While the firms said their proposed merger into a new entity called CR Energy Group would create "the largest Hong Kong-listed, mainland-focused integrated energy utility", analysts said bigger might not be better, unless cost savings and greater profitability could be quantified.
"The stock market does not necessarily reward an energy and utility firm solely because it is big," said Pierre Lau, head of Asia Pacific utilities research at Citi.
Post-merger, the combined market value of CRP and CRG would be HK$137 billion, exceeding the HK$111 billion of leader Huaneng Power International.
The merger would see every 100 CRG shares exchanged into 97 newly issued CRP shares, after which CRG would be delisted. The offer to CRG shareholders is 12.8 per cent higher than the firm's last traded share price prior to the announcement of the proposed merger. The proposal came as a surprise on May 10, as CRP and CRG operate in different industries - one being mainly a coal-fired power generator and the other a natural gas distributor.
Both are fund managers' darlings, meaning they can fetch valuations higher than most of their peers, as measured by their share price-to-earnings ratios, and both would have no problem raising funds independently in the capital market to support their planned expansions.
But state-owned China Resources - their majority shareholder, with 64 per cent of CRG and 63 per cent of CRP - has bigger plans for the combined entity.
In a joint statement on the proposed merger, CRP and CRG said CR Energy's "enlarged platform" would allow it to pursue "new business opportunities" in upstream gas production and midstream gas transportation. They include the production of conventional natural gas and various forms of unconventional gas - such as the extraction of methane gas trapped tightly between coal seams and shale rocks, the conversion of coal into methane gas, and the collection of methane gas from ovens that make coke used to smelt steel.
CR Energy will also consider building mid-stream infrastructure for long-distance transportation of gas, including facilities to liquefy and regasify natural gas, and liquefied natural gas (LNG) trucking facilities.
CR Energy also will consider expanding in "distributed power generation" - small-scale power production using cleaner fuel sources like natural gas, wind, solar, hydro and biomass.
While the new businesses enjoy state support and have ample room for growth, analysts are worried about the risks.
"[The] investment risk of upstream projects is higher than downstream [ones]," Lau wrote. "CR Gas added that the investment phase of upstream projects would be at least three to four years, and would not [bring] much profit ... [within] five years.

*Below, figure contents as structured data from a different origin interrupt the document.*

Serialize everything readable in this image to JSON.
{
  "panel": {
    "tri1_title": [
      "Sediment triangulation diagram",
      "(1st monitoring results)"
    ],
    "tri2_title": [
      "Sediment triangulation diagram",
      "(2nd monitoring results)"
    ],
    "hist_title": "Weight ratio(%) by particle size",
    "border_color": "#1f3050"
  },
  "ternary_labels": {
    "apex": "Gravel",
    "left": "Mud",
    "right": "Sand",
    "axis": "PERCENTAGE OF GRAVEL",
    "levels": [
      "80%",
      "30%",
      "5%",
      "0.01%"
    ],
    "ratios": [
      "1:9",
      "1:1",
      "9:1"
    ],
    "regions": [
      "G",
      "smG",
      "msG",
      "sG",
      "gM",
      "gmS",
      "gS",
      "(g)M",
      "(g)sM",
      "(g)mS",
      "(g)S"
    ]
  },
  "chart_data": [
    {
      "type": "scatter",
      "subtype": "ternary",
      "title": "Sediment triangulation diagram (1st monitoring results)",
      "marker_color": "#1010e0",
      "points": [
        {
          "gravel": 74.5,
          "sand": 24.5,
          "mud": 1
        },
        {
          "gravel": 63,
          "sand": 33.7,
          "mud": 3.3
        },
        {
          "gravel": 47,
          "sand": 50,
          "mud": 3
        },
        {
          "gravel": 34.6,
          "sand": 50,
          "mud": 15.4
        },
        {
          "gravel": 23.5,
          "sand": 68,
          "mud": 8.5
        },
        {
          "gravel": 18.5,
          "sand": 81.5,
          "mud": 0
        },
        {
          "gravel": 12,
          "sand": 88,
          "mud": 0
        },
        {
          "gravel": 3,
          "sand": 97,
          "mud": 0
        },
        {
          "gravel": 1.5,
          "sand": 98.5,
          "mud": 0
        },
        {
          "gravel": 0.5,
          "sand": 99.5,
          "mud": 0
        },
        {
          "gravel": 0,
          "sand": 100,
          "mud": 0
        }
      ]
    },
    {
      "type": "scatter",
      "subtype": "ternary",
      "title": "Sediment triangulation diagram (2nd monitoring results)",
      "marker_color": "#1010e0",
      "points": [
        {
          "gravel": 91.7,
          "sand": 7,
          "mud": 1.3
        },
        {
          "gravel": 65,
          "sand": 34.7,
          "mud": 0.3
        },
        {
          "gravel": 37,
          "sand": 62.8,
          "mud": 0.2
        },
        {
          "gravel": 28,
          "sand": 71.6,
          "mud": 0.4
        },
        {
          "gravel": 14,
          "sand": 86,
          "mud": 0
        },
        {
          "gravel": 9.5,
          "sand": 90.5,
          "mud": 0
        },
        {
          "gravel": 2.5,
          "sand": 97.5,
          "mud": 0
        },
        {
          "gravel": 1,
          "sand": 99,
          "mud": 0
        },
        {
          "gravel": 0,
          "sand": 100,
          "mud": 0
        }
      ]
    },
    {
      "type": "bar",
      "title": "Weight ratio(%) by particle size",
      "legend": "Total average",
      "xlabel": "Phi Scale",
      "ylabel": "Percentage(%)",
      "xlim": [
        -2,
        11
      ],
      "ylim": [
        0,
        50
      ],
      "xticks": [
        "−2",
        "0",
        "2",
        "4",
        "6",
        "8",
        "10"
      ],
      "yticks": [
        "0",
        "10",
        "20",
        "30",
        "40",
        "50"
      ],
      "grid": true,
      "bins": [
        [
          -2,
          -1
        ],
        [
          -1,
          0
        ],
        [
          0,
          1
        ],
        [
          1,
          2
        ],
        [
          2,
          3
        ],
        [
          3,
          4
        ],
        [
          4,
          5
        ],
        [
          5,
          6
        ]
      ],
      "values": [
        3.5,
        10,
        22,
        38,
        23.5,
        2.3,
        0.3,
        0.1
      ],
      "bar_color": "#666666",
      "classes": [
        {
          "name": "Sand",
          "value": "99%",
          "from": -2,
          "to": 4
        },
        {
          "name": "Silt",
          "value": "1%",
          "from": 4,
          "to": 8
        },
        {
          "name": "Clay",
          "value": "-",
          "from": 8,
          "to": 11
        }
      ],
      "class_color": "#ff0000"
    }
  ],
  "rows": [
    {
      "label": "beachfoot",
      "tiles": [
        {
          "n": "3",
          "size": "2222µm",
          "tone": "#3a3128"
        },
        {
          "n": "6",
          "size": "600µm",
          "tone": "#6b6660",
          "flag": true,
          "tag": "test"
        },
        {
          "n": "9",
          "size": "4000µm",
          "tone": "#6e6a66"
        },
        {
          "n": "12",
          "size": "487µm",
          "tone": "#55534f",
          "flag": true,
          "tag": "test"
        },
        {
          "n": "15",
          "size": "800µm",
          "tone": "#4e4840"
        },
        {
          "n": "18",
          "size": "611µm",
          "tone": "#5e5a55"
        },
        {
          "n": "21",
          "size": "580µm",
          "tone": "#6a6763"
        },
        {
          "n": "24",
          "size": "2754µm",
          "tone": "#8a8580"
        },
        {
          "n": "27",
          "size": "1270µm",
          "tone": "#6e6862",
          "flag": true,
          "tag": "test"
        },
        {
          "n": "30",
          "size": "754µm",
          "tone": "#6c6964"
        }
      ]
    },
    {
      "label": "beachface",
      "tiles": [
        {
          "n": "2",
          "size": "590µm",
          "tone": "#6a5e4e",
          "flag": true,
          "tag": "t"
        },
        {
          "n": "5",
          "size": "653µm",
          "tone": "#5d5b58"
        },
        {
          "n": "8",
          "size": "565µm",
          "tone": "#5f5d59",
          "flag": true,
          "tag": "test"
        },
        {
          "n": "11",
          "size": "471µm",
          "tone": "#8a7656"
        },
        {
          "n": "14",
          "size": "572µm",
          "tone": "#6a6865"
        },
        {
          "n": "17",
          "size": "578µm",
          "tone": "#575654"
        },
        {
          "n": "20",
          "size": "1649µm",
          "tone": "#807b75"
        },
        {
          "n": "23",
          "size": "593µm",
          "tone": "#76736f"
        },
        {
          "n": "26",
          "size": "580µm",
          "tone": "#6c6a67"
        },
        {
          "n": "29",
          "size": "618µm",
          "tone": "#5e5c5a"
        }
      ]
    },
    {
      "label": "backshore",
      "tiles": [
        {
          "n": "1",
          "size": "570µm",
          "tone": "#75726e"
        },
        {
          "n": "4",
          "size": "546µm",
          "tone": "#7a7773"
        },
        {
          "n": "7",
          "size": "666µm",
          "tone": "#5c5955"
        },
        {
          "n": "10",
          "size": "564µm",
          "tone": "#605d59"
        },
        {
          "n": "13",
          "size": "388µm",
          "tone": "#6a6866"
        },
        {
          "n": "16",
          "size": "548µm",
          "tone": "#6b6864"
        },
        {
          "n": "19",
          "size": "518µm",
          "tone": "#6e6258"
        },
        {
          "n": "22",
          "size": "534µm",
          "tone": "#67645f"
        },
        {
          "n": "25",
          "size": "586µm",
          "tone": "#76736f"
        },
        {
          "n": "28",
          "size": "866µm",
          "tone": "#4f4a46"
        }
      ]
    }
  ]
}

Lau quoted management as saying at an analysts' meeting that CR Energy may consider spending HK$10 billion to HK$30 billion in each of coal seam gas production, liquefaction of domestic gas and the regasification of imported LNG. It aims to have the capacity to produce 4 billion cubic metres of natural gas annually, which would help it achieve a target of raising annual gas sales to between 18 billion cubic metres (bcm) and 20 bcm by 2018 from 9 bcm last year, Lau said.
"To rally more support from independent shareholders, CRP will need to disclose more information about any potential up-stream and mid-stream gas project investments which could deliver reasonable risk-adjusted returns," Gary Chiu, CCB International Securities' head of energy research, said in a report.
"Also, management needs to quantify any potential cost savings after the merger."
Neither CRP nor CRG would comment, citing regulations. They said "some degree of operational cost synergies" can be reaped from potential sharing of administrative functions and lower financing cost due to greater "flexibility in funding of future capital expenditure".
Approval for the merger requires votes representing over 50 per cent of CRP's independent shareholders and votes representing more than 75 per cent of CRG's independent shareholders. The proposal will be rejected if votes representing more than 10 per cent of CRG's independent shareholders are against it.